The author shares highlights from the annual conference.
I am continuing my reporting on tidbits I learned at the Association of Clinical Documentation Improvement Specialists (ACDIS) annual conference in May.
As I mentioned last week, I was honored to make closing remarks on the first day. I shared my grand unified theory of documentation, which asserts that there is no focused documentation for medical necessity and then separate documentation for compliance (and yet other disparate documentation to support the DRG assignment). Clinical documentation is aimed at clinical communication, but if you tell the story fully and truthfully, all facets of healthcare should be supported equally.
It always makes me think of the parable of the blind men and the elephant. Each touches a different part of the elephant and makes an inference. One touches the tail and imagines it is a rope; one feels the trunk and thinks it is a hose. Another disagrees when touching the flank; he infers a wall. It is all the same elephant! Likewise, it is all the same documentation, and we have to support everything concurrently.
On the final day of the conference, I participated in a panel discussion with fellow ACDIS Advisory Board members talking about CDI in the past, present, and future, referring to our soon-to-be-published position paper (which is currently out) “CDI Yesterday, Today, and Tomorrow: Staying Relevant in Changing Times.” In the session, we did a straw poll on changing the “I” in ACDIS from “improvement” to “integrity.” Spoiler alert: 80 percent support the transition, as do I. I don’t think we didn’t have integrity before, but I think we need to be sure that the focus is on ensuring integrity in the clinical documentation. CDI should not merely be for DRG improvement.

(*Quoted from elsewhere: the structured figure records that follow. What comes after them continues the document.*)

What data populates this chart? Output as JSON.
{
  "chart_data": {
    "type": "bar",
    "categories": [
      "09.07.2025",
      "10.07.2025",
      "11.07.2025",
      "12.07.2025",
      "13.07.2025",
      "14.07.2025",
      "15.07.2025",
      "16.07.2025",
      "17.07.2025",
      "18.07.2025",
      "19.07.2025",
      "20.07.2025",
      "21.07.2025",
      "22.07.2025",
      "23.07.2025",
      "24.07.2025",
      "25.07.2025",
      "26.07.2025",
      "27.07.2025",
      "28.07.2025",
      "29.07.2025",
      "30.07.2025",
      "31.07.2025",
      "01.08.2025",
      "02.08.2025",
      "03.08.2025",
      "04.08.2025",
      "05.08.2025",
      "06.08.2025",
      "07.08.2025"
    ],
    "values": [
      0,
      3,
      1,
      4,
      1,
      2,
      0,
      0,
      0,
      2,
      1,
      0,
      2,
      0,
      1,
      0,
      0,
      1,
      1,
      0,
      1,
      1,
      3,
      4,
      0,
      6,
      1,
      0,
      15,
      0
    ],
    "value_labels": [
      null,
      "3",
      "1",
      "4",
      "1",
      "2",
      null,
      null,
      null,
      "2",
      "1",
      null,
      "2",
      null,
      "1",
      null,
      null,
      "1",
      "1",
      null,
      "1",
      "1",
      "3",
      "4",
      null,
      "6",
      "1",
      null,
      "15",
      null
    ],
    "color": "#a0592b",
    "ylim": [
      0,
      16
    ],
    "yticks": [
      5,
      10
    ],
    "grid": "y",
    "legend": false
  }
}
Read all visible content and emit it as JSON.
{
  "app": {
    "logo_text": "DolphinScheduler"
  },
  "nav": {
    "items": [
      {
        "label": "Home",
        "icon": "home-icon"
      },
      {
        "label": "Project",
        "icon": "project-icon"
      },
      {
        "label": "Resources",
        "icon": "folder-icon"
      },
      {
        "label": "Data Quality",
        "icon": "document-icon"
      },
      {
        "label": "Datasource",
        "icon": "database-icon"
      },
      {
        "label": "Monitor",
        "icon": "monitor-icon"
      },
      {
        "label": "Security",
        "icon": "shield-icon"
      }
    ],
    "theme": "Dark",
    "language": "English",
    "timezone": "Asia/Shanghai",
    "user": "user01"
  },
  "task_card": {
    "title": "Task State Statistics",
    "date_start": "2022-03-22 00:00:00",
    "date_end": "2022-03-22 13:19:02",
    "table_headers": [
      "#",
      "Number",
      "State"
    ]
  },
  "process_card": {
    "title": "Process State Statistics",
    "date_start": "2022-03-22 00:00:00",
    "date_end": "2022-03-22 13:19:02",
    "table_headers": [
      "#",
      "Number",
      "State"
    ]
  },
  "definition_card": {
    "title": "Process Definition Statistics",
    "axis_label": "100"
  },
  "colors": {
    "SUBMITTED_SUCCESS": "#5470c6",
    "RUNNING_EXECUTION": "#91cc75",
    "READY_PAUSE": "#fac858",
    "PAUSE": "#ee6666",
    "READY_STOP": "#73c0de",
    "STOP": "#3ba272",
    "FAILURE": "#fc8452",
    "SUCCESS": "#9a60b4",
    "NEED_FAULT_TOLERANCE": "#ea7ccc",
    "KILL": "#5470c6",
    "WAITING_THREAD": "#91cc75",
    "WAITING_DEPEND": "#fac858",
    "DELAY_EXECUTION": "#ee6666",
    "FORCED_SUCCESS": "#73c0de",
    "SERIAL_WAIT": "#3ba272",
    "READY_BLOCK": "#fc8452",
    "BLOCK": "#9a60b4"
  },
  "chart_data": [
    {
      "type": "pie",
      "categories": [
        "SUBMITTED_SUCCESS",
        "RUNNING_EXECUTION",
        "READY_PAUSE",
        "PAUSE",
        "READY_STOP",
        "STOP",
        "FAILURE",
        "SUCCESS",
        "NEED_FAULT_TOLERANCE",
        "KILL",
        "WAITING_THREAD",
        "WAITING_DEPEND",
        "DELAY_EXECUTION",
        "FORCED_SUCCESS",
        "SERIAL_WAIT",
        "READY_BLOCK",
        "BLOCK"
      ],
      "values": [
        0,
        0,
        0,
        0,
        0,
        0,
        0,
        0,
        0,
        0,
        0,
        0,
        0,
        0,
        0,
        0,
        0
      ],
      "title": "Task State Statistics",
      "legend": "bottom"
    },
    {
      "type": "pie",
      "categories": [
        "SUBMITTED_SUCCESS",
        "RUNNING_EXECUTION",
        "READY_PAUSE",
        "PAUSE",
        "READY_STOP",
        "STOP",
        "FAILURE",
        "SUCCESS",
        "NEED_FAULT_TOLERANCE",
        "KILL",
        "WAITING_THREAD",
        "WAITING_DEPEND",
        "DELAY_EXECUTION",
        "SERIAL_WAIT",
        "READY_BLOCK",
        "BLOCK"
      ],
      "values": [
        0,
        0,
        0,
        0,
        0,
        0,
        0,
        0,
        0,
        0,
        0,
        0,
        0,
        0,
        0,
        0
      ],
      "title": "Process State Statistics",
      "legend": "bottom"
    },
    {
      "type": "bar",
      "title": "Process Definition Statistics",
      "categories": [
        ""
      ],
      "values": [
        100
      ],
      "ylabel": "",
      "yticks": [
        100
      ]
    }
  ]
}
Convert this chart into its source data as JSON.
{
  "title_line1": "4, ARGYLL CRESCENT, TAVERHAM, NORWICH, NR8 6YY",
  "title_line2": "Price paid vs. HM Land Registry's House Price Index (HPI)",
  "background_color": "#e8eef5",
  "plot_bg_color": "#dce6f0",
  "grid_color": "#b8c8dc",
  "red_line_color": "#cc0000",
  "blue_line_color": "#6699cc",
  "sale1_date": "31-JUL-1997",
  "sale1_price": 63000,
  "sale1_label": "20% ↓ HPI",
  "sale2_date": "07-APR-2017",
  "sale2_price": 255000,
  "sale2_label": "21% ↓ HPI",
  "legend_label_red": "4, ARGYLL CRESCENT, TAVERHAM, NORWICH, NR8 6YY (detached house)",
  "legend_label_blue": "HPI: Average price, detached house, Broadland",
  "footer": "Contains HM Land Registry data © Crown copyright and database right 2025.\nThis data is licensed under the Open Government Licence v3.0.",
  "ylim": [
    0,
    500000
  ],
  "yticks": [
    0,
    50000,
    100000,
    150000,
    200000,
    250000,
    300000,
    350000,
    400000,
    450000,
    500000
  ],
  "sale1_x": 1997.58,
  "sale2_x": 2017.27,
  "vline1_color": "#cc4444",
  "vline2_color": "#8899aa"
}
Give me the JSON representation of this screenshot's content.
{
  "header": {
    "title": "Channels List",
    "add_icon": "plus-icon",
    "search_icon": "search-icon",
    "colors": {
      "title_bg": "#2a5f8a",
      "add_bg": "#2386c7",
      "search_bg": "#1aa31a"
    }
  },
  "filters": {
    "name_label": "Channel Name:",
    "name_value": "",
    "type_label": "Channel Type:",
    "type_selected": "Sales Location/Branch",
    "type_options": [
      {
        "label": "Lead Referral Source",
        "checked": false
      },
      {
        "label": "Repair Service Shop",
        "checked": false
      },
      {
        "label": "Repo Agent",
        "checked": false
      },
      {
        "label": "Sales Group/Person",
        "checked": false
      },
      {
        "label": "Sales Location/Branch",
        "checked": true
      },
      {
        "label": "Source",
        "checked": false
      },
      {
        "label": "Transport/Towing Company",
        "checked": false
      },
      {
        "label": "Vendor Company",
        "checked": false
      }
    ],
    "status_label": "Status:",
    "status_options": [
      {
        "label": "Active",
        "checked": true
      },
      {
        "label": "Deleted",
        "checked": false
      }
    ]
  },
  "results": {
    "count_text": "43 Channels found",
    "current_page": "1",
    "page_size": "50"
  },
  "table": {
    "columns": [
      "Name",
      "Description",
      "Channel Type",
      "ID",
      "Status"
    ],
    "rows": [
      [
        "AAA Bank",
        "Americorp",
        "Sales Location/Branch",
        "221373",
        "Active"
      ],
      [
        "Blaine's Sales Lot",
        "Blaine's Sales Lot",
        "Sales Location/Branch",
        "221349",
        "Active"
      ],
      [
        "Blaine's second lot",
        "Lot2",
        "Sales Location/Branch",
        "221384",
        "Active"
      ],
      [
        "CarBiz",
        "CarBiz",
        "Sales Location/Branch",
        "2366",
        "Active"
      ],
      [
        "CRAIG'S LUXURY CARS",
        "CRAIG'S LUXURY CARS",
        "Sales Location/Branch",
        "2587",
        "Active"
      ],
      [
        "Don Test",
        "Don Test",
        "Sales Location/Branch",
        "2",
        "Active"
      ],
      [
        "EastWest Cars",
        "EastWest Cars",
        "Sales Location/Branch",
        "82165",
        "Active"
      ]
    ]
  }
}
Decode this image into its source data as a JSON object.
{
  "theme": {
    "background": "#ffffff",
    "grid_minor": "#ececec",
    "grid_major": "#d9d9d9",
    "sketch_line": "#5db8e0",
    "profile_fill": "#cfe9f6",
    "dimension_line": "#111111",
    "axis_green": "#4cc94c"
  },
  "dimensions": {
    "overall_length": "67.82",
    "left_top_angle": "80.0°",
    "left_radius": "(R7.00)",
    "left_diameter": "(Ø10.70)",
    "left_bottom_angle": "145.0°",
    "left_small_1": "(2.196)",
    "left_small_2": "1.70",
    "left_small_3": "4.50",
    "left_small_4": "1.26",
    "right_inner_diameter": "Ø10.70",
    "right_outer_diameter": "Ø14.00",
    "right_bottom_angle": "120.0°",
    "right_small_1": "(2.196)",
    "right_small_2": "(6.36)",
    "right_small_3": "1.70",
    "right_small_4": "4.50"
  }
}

Faisal Hussein and Allen Frady did a talk titled “Navigating Documentation and Coding Regulations in Search of Clinical Accuracy.” Apparently, the coding guidance hierarchy doesn’t only confuse me. When indexing leads you one place but Coding Clinic points you elsewhere, you are left in this perpetual struggle between what is compliant and what is correct. I usually opt for the accurate code, sometimes with a query or education to prevent the issue from arising in the future.
Allen used the example of documentation of “emaciation” and the conflict between indexing instructing to use the code for “nutritional marasmus,” which is likely not accurate (it is unusual in the U.S., compared to the more common protein-calorie malnutrition). Coding Clinic gave guidance to use “cachexia,” however, which also is not telling the whole story.
I think this stems from not sorting out etiologies from manifestations from diagnoses. ICD-10-CM has codes for all of these, so if you are just looking to capture a code so you can move on to the next encounter, you may get an incomplete story. My motto is to use as many codes as it takes.
They also recommended doing something I also suggest: have providers detail the cascade. “Diagnosis …as evidenced by manifestation…due to etiology… and (for good measure), treated with…” Their example was a “patient with severe protein-calorie malnutrition, as evidenced by emaciation, requiring medical intervention of TPN and long‐term planning for insertion of G tube and ongoing tube feeding.”
They also brought up obesity and how there are conflicting instructions on whether it is a codeable diagnosis. I think the issue here arises when CDISs try to apply what Allen called the traditional “five rules: that is, clinical evaluation, therapeutic treatment, diagnostic procedures, extending length of stay, and increasing nursing care or monitoring. The Uniform Hospital Discharge Data Set (UHDDS) did not mandate these five conditions; that was commentary based on the coding bible. What the UHDDS does say is “conditions that coexist at the time of admission,” which applies to obesity.
Obesity is always clinically significant – it causes disease, it impacts and affects treatment and dosing, it may change the surgical approach or affect healing. We may need more nursing lifting help, or oversized beds or wheelchairs. But does the provider have to explicitly document these as active treatments to be able to code obesity? I don’t think so. I do think that any patient who comes to the hospital with significant obesity should get dietary counseling, similar to tobacco cessation counseling. That is just in our patients’ best interest. It may not be pertinent to the current admission, but it is important to the patient’s longitudinal care and long-term well-being.
Finally, Hussein and Frady addressed clinical validation. Remember that the clinician really does the validation, not the CDIS or coder. They cited the Coding Clinic from the fourth quarter of 2017, which states that in the case of a condition that does not meet clinical criteria, the facility should request that the clinician document their rationale, and be prepared to defend it in an audit. This would require your medical staff to understand that their documentation directly generates codes and that denials result from codes that don’t seem to tell a cogent story. Most of them have no idea how appeals are crafted or what is at stake: CDIS job security!